What is the nature and scope of subject English?
Answers
The Nature of English Language :
Language is the expression of thought by means of spoken or written words. The English word language comes (through the French langue) from the Latin lingua - the tongue. But the tongue is not the only organ used in speaking. The lips, the teeth, the roof of the mouth, the soft palate (or uvula), the nose and the vocal chords all help to produce the sounds of which language consists. These various organs make up one delicate and complicated piece of mechanism upon which the breath of the speaker acts like that of a musician upon a clarinet or other wind instrument.
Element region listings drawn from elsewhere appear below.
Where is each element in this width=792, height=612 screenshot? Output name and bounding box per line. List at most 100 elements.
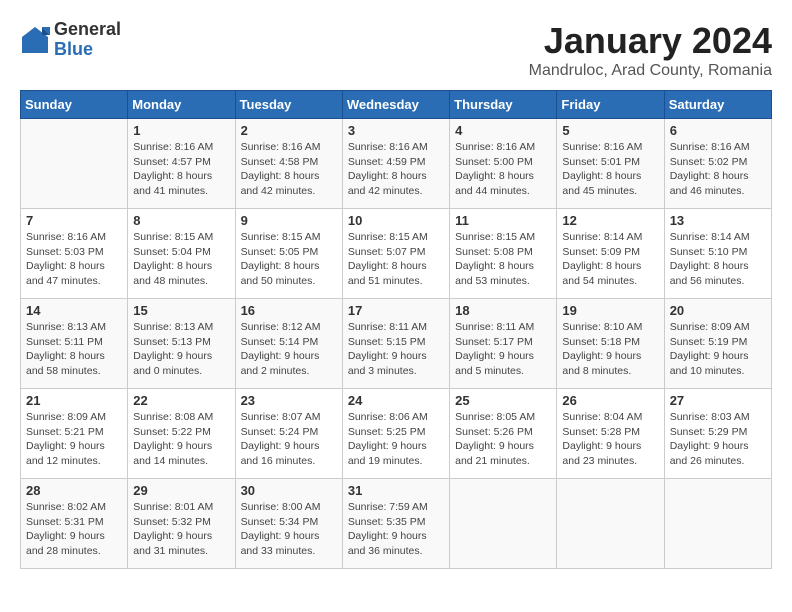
calendar-cell: 30 Sunrise: 8:00 AMSunset: 5:34 PMDayligh… [235, 479, 342, 569]
day-number: 23 [241, 393, 337, 408]
day-number: 27 [670, 393, 766, 408]
day-number: 6 [670, 123, 766, 138]
logo-icon [20, 25, 50, 55]
day-info: Sunrise: 8:15 AMSunset: 5:05 PMDaylight:… [241, 230, 337, 289]
day-info: Sunrise: 8:10 AMSunset: 5:18 PMDaylight:… [562, 320, 658, 379]
day-number: 29 [133, 483, 229, 498]
week-row-4: 21 Sunrise: 8:09 AMSunset: 5:21 PMDayligh… [21, 389, 772, 479]
day-info: Sunrise: 8:15 AMSunset: 5:07 PMDaylight:… [348, 230, 444, 289]
day-number: 5 [562, 123, 658, 138]
calendar-cell: 7 Sunrise: 8:16 AMSunset: 5:03 PMDaylight… [21, 209, 128, 299]
calendar-table: SundayMondayTuesdayWednesdayThursdayFrid… [20, 90, 772, 569]
calendar-cell: 20Sunrise: 8:09 AMSunset: 5:19 PMDayligh… [664, 299, 771, 389]
calendar-cell: 25 Sunrise: 8:05 AMSunset: 5:26 PMDayligh… [450, 389, 557, 479]
day-number: 13 [670, 213, 766, 228]
calendar-header-row: SundayMondayTuesdayWednesdayThursdayFrid… [21, 91, 772, 119]
calendar-cell: 14 Sunrise: 8:13 AMSunset: 5:11 PMDayligh… [21, 299, 128, 389]
day-info: Sunrise: 8:04 AMSunset: 5:28 PMDaylight:… [562, 410, 658, 469]
day-info: Sunrise: 8:16 AMSunset: 4:58 PMDaylight:… [241, 140, 337, 199]
day-info: Sunrise: 8:16 AMSunset: 5:00 PMDaylight:… [455, 140, 551, 199]
day-info: Sunrise: 8:13 AMSunset: 5:11 PMDaylight:… [26, 320, 122, 379]
day-number: 7 [26, 213, 122, 228]
calendar-cell: 3 Sunrise: 8:16 AMSunset: 4:59 PMDaylight… [342, 119, 449, 209]
day-info: Sunrise: 8:15 AMSunset: 5:04 PMDaylight:… [133, 230, 229, 289]
month-title: January 2024 [529, 20, 772, 62]
day-number: 30 [241, 483, 337, 498]
calendar-cell: 29 Sunrise: 8:01 AMSunset: 5:32 PMDayligh… [128, 479, 235, 569]
column-header-saturday: Saturday [664, 91, 771, 119]
week-row-3: 14 Sunrise: 8:13 AMSunset: 5:11 PMDayligh… [21, 299, 772, 389]
calendar-cell: 9 Sunrise: 8:15 AMSunset: 5:05 PMDaylight… [235, 209, 342, 299]
day-number: 11 [455, 213, 551, 228]
week-row-5: 28 Sunrise: 8:02 AMSunset: 5:31 PMDayligh… [21, 479, 772, 569]
calendar-cell: 22 Sunrise: 8:08 AMSunset: 5:22 PMDayligh… [128, 389, 235, 479]
day-info: Sunrise: 8:06 AMSunset: 5:25 PMDaylight:… [348, 410, 444, 469]
calendar-cell: 19Sunrise: 8:10 AMSunset: 5:18 PMDayligh… [557, 299, 664, 389]
day-info: Sunrise: 8:01 AMSunset: 5:32 PMDaylight:… [133, 500, 229, 559]
calendar-cell: 16Sunrise: 8:12 AMSunset: 5:14 PMDayligh… [235, 299, 342, 389]
day-number: 2 [241, 123, 337, 138]
day-info: Sunrise: 7:59 AMSunset: 5:35 PMDaylight:… [348, 500, 444, 559]
calendar-cell: 11 Sunrise: 8:15 AMSunset: 5:08 PMDayligh… [450, 209, 557, 299]
day-info: Sunrise: 8:05 AMSunset: 5:26 PMDaylight:… [455, 410, 551, 469]
calendar-cell: 24Sunrise: 8:06 AMSunset: 5:25 PMDayligh… [342, 389, 449, 479]
calendar-cell: 12 Sunrise: 8:14 AMSunset: 5:09 PMDayligh… [557, 209, 664, 299]
day-info: Sunrise: 8:16 AMSunset: 5:02 PMDaylight:… [670, 140, 766, 199]
day-info: Sunrise: 8:15 AMSunset: 5:08 PMDaylight:… [455, 230, 551, 289]
calendar-cell: 18Sunrise: 8:11 AMSunset: 5:17 PMDayligh… [450, 299, 557, 389]
calendar-cell: 27 Sunrise: 8:03 AMSunset: 5:29 PMDayligh… [664, 389, 771, 479]
day-number: 14 [26, 303, 122, 318]
logo: General Blue [20, 20, 121, 60]
day-number: 12 [562, 213, 658, 228]
day-number: 28 [26, 483, 122, 498]
calendar-cell: 10 Sunrise: 8:15 AMSunset: 5:07 PMDayligh… [342, 209, 449, 299]
column-header-sunday: Sunday [21, 91, 128, 119]
calendar-cell [557, 479, 664, 569]
day-info: Sunrise: 8:16 AMSunset: 4:59 PMDaylight:… [348, 140, 444, 199]
calendar-cell: 5 Sunrise: 8:16 AMSunset: 5:01 PMDaylight… [557, 119, 664, 209]
day-info: Sunrise: 8:02 AMSunset: 5:31 PMDaylight:… [26, 500, 122, 559]
day-info: Sunrise: 8:16 AMSunset: 4:57 PMDaylight:… [133, 140, 229, 199]
day-info: Sunrise: 8:09 AMSunset: 5:21 PMDaylight:… [26, 410, 122, 469]
calendar-cell: 26 Sunrise: 8:04 AMSunset: 5:28 PMDayligh… [557, 389, 664, 479]
day-info: Sunrise: 8:07 AMSunset: 5:24 PMDaylight:… [241, 410, 337, 469]
day-info: Sunrise: 8:08 AMSunset: 5:22 PMDaylight:… [133, 410, 229, 469]
day-number: 18 [455, 303, 551, 318]
calendar-cell: 4 Sunrise: 8:16 AMSunset: 5:00 PMDaylight… [450, 119, 557, 209]
day-number: 21 [26, 393, 122, 408]
day-number: 4 [455, 123, 551, 138]
day-info: Sunrise: 8:14 AMSunset: 5:09 PMDaylight:… [562, 230, 658, 289]
day-number: 16 [241, 303, 337, 318]
day-number: 26 [562, 393, 658, 408]
title-area: January 2024 Mandruloc, Arad County, Rom… [529, 20, 772, 80]
day-number: 17 [348, 303, 444, 318]
day-number: 20 [670, 303, 766, 318]
day-info: Sunrise: 8:11 AMSunset: 5:15 PMDaylight:… [348, 320, 444, 379]
calendar-cell: 2 Sunrise: 8:16 AMSunset: 4:58 PMDaylight… [235, 119, 342, 209]
day-info: Sunrise: 8:16 AMSunset: 5:01 PMDaylight:… [562, 140, 658, 199]
calendar-cell [21, 119, 128, 209]
day-number: 9 [241, 213, 337, 228]
location-title: Mandruloc, Arad County, Romania [529, 62, 772, 80]
day-info: Sunrise: 8:00 AMSunset: 5:34 PMDaylight:… [241, 500, 337, 559]
day-number: 3 [348, 123, 444, 138]
day-number: 10 [348, 213, 444, 228]
calendar-cell: 23 Sunrise: 8:07 AMSunset: 5:24 PMDayligh… [235, 389, 342, 479]
day-number: 25 [455, 393, 551, 408]
column-header-monday: Monday [128, 91, 235, 119]
calendar-cell: 6 Sunrise: 8:16 AMSunset: 5:02 PMDaylight… [664, 119, 771, 209]
column-header-wednesday: Wednesday [342, 91, 449, 119]
column-header-thursday: Thursday [450, 91, 557, 119]
calendar-cell: 15Sunrise: 8:13 AMSunset: 5:13 PMDayligh… [128, 299, 235, 389]
calendar-cell: 28 Sunrise: 8:02 AMSunset: 5:31 PMDayligh… [21, 479, 128, 569]
calendar-cell: 17 Sunrise: 8:11 AMSunset: 5:15 PMDayligh… [342, 299, 449, 389]
day-info: Sunrise: 8:14 AMSunset: 5:10 PMDaylight:… [670, 230, 766, 289]
logo-general-text: General [54, 20, 121, 40]
logo-blue-text: Blue [54, 40, 121, 60]
day-info: Sunrise: 8:03 AMSunset: 5:29 PMDaylight:… [670, 410, 766, 469]
calendar-cell: 8Sunrise: 8:15 AMSunset: 5:04 PMDaylight… [128, 209, 235, 299]
day-number: 22 [133, 393, 229, 408]
day-info: Sunrise: 8:16 AMSunset: 5:03 PMDaylight:… [26, 230, 122, 289]
calendar-cell: 31Sunrise: 7:59 AMSunset: 5:35 PMDayligh… [342, 479, 449, 569]
calendar-body: 1Sunrise: 8:16 AMSunset: 4:57 PMDaylight… [21, 119, 772, 569]
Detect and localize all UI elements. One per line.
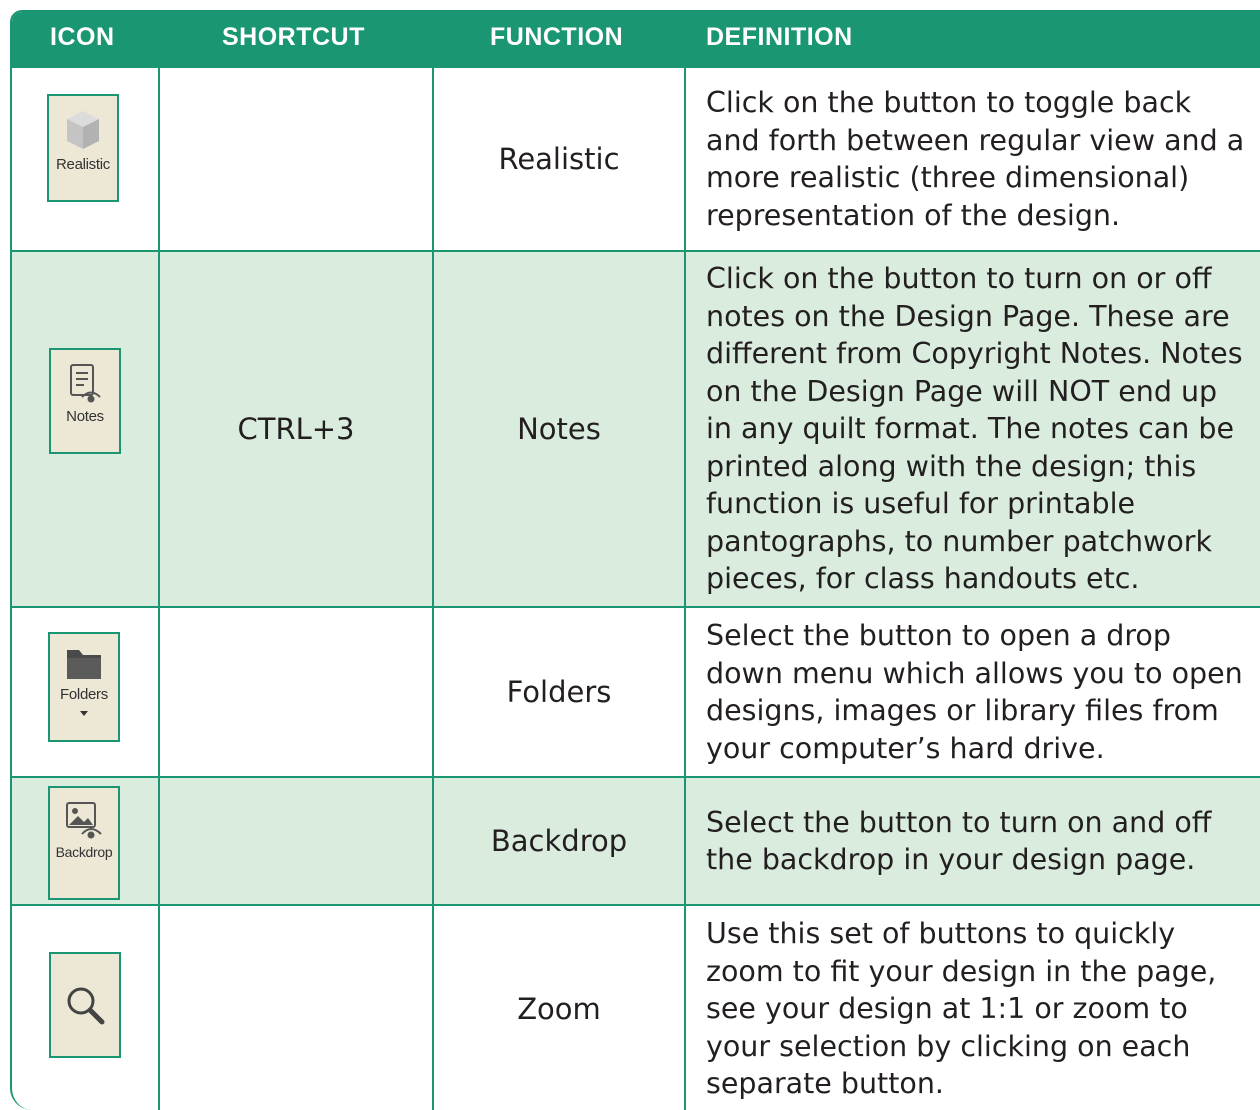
definition-text: Select the button to turn on and off the…: [706, 805, 1212, 877]
icon-label: Folders: [60, 686, 108, 703]
folder-icon: [67, 650, 101, 679]
backdrop-icon: [66, 802, 102, 839]
shortcut-cell: [160, 608, 432, 776]
function-cell: Backdrop: [434, 778, 684, 904]
function-name: Zoom: [517, 992, 601, 1026]
shortcut-cell: [160, 906, 432, 1110]
shortcut-cell: [160, 778, 432, 904]
column-divider: [158, 68, 160, 1110]
function-cell: Notes: [434, 252, 684, 606]
backdrop-button[interactable]: Backdrop: [48, 786, 120, 900]
definition-cell: Click on the button to toggle back and f…: [706, 68, 1252, 250]
header-icon: ICON: [50, 23, 115, 51]
icon-label: Realistic: [56, 156, 110, 173]
cube-icon: [67, 111, 99, 149]
definition-cell: Select the button to turn on and off the…: [706, 778, 1252, 904]
column-divider: [432, 68, 434, 1110]
notes-button[interactable]: Notes: [49, 348, 121, 454]
realistic-button[interactable]: Realistic: [47, 94, 119, 202]
header-definition: DEFINITION: [706, 23, 853, 51]
function-name: Backdrop: [490, 824, 628, 858]
icon-label: Backdrop: [55, 844, 113, 860]
table-row: Realistic Realistic Click on the button …: [12, 68, 1260, 252]
function-name: Realistic: [498, 142, 620, 176]
header-function: FUNCTION: [490, 23, 624, 51]
table-row: Notes CTRL+3 Notes Click on the button t…: [12, 252, 1260, 608]
function-cell: Zoom: [434, 906, 684, 1110]
definition-cell: Select the button to open a drop down me…: [706, 608, 1252, 776]
function-name: Notes: [517, 412, 601, 446]
table-row: Folders Folders Select the button to ope…: [12, 608, 1260, 778]
notes-icon: [70, 364, 101, 403]
table-header: ICON SHORTCUT FUNCTION DEFINITION: [12, 12, 1260, 68]
table-row: Zoom Use this set of buttons to quickly …: [12, 906, 1260, 1110]
function-cell: Realistic: [434, 68, 684, 250]
shortcut-table: ICON SHORTCUT FUNCTION DEFINITION Realis…: [10, 10, 1260, 1110]
header-shortcut: SHORTCUT: [222, 23, 365, 51]
definition-text: Use this set of buttons to quickly zoom …: [706, 917, 1217, 1101]
column-divider: [684, 68, 686, 1110]
shortcut-cell: CTRL+3: [160, 252, 432, 606]
magnifier-icon: [67, 987, 105, 1025]
shortcut-text: CTRL+3: [237, 412, 355, 446]
table-row: Backdrop Backdrop Select the button to t…: [12, 778, 1260, 906]
icon-label: Notes: [66, 408, 104, 425]
chevron-down-icon: [80, 711, 88, 716]
zoom-button[interactable]: [49, 952, 121, 1058]
definition-cell: Use this set of buttons to quickly zoom …: [706, 906, 1252, 1110]
shortcut-cell: [160, 68, 432, 250]
definition-text: Click on the button to turn on or off no…: [706, 262, 1243, 596]
definition-cell: Click on the button to turn on or off no…: [706, 252, 1252, 606]
definition-text: Click on the button to toggle back and f…: [706, 86, 1245, 232]
function-cell: Folders: [434, 608, 684, 776]
folders-button[interactable]: Folders: [48, 632, 120, 742]
function-name: Folders: [506, 675, 612, 709]
definition-text: Select the button to open a drop down me…: [706, 619, 1243, 765]
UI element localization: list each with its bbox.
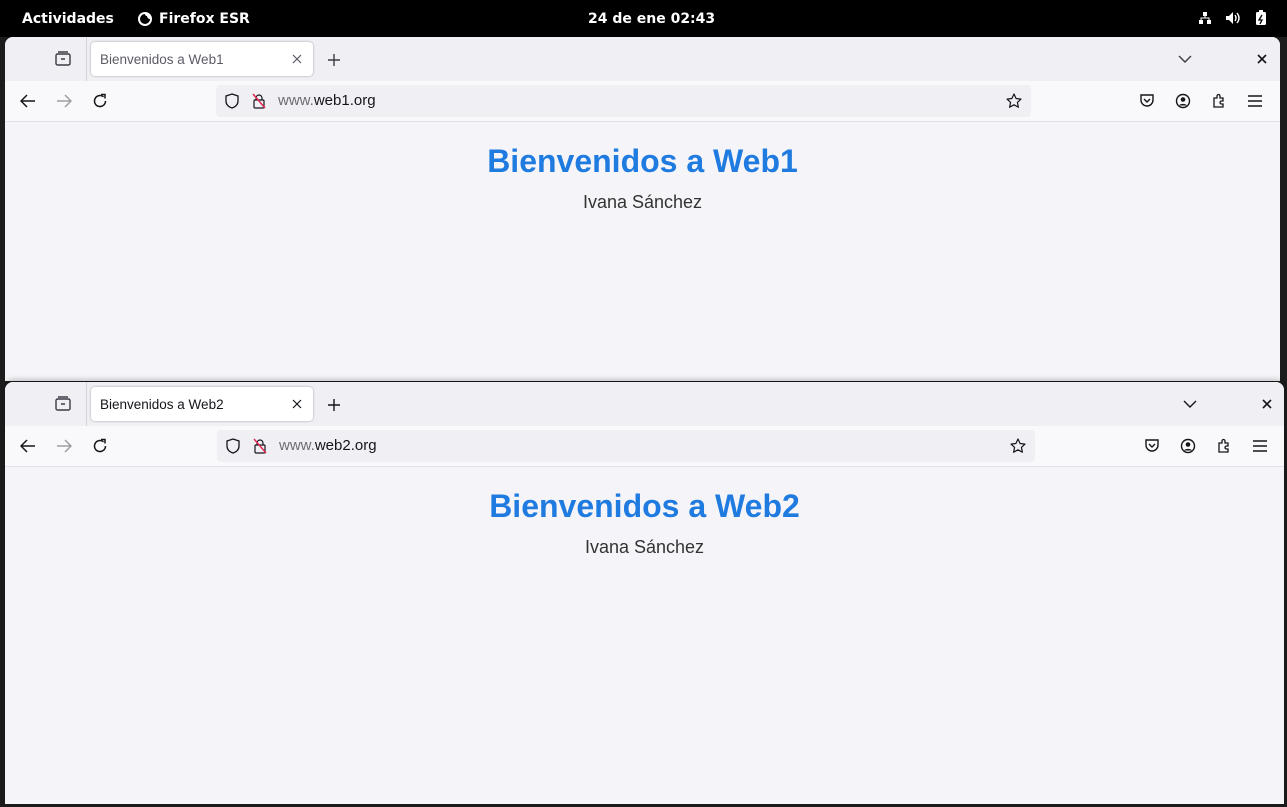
reload-button[interactable]	[90, 436, 110, 456]
tab-separator	[86, 37, 87, 81]
url-text: www.web1.org	[278, 92, 376, 109]
tab-title: Bienvenidos a Web2	[100, 396, 224, 412]
page-content: Bienvenidos a Web1 Ivana Sánchez	[5, 122, 1280, 381]
page-heading: Bienvenidos a Web1	[487, 143, 798, 179]
shield-icon[interactable]	[225, 438, 241, 454]
address-bar[interactable]: www.web2.org	[217, 430, 1035, 462]
page-content: Bienvenidos a Web2 Ivana Sánchez	[5, 467, 1284, 804]
close-tab-icon[interactable]	[285, 392, 309, 416]
url-prefix: www.	[278, 92, 314, 109]
reload-button[interactable]	[90, 91, 110, 111]
forward-button[interactable]	[54, 436, 74, 456]
author-name: Ivana Sánchez	[582, 192, 703, 212]
tab-web2[interactable]: Bienvenidos a Web2	[91, 387, 313, 421]
browser-window-web2: Bienvenidos a Web2 www.web2.org Bienveni…	[5, 382, 1284, 804]
url-prefix: www.	[279, 437, 315, 454]
tab-separator	[86, 382, 87, 426]
app-menu[interactable]: Firefox ESR	[137, 11, 250, 27]
tab-bar: Bienvenidos a Web1	[5, 37, 1280, 81]
system-top-bar: Actividades Firefox ESR 24 de ene 02:43	[0, 0, 1287, 37]
insecure-lock-icon[interactable]	[252, 438, 268, 454]
back-button[interactable]	[18, 436, 38, 456]
url-text: www.web2.org	[279, 437, 377, 454]
clock[interactable]: 24 de ene 02:43	[588, 11, 715, 27]
battery-icon	[1253, 10, 1269, 26]
pocket-button[interactable]	[1142, 436, 1162, 456]
list-all-tabs-button[interactable]	[1180, 394, 1200, 414]
nav-bar: www.web2.org	[5, 426, 1284, 467]
bookmark-star-icon[interactable]	[1010, 438, 1026, 454]
shield-icon[interactable]	[224, 93, 240, 109]
close-window-button[interactable]	[1257, 394, 1277, 414]
tab-title: Bienvenidos a Web1	[100, 51, 224, 67]
browser-window-web1: Bienvenidos a Web1 www.web1.org Bienveni…	[5, 37, 1280, 381]
page-heading: Bienvenidos a Web2	[489, 488, 800, 524]
extensions-button[interactable]	[1209, 91, 1229, 111]
url-domain: web1.org	[313, 92, 376, 109]
back-button[interactable]	[18, 91, 38, 111]
firefox-view-button[interactable]	[53, 49, 73, 69]
bookmark-star-icon[interactable]	[1006, 93, 1022, 109]
activities-button[interactable]: Actividades	[22, 11, 114, 27]
extensions-button[interactable]	[1214, 436, 1234, 456]
pocket-button[interactable]	[1137, 91, 1157, 111]
account-button[interactable]	[1173, 91, 1193, 111]
app-name: Firefox ESR	[159, 11, 250, 27]
network-icon	[1197, 10, 1213, 26]
system-tray[interactable]	[1197, 10, 1269, 26]
menu-button[interactable]	[1250, 436, 1270, 456]
url-domain: web2.org	[314, 437, 377, 454]
nav-bar: www.web1.org	[5, 81, 1280, 122]
new-tab-button[interactable]	[323, 49, 345, 71]
list-all-tabs-button[interactable]	[1175, 49, 1195, 69]
volume-icon	[1225, 10, 1241, 26]
tab-bar: Bienvenidos a Web2	[5, 382, 1284, 426]
tab-web1[interactable]: Bienvenidos a Web1	[91, 42, 313, 76]
account-button[interactable]	[1178, 436, 1198, 456]
firefox-view-button[interactable]	[53, 394, 73, 414]
insecure-lock-icon[interactable]	[251, 93, 267, 109]
address-bar[interactable]: www.web1.org	[216, 85, 1031, 117]
author-name: Ivana Sánchez	[584, 537, 705, 557]
close-window-button[interactable]	[1252, 49, 1272, 69]
new-tab-button[interactable]	[323, 394, 345, 416]
close-tab-icon[interactable]	[285, 47, 309, 71]
firefox-icon	[137, 11, 153, 27]
forward-button[interactable]	[54, 91, 74, 111]
menu-button[interactable]	[1245, 91, 1265, 111]
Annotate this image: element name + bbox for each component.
Spoken language is composed of a great variety of sounds made with the vocal organs. A word may consist of one sound (as Ah! or O or I), but most words consist of two or more different sounds (as go, see, try, finish). Long or short, however, a word is merely a sign made to express thought.
Thought may be imperfectly expressed by signs made with the head, the hands, etc. Thus, if I grasp a person’s arm and point to a dog, he may understand me to ask, “Do you see that dog?" And his nod in reply may stand for “Yes, I see him." But any dialogue carried on in this way must be both fragmentary and uncertain. To express our thoughts fully, freely and accurately, we must use words - that is….signs made with the voice. Such voice-signs have had meanings associated with them by custom or tradition, so that their sense is at once understood by all. Their advantage is twofold…..they are far more numerous and varied than other signs and the meanings attached to them are much more definite than those of nods and gestures.
Written words are signs made with the pen to represent and recall to the mind the spoken words (or voice-signs). Written language (that is, composition) must, of necessity, be somewhat fuller than spoken language as well as more formal and exact. For the reader’s understanding is not assisted by the tones of the voice, the changing expressions of the face and the lively gestures which help to make spoken language intelligible.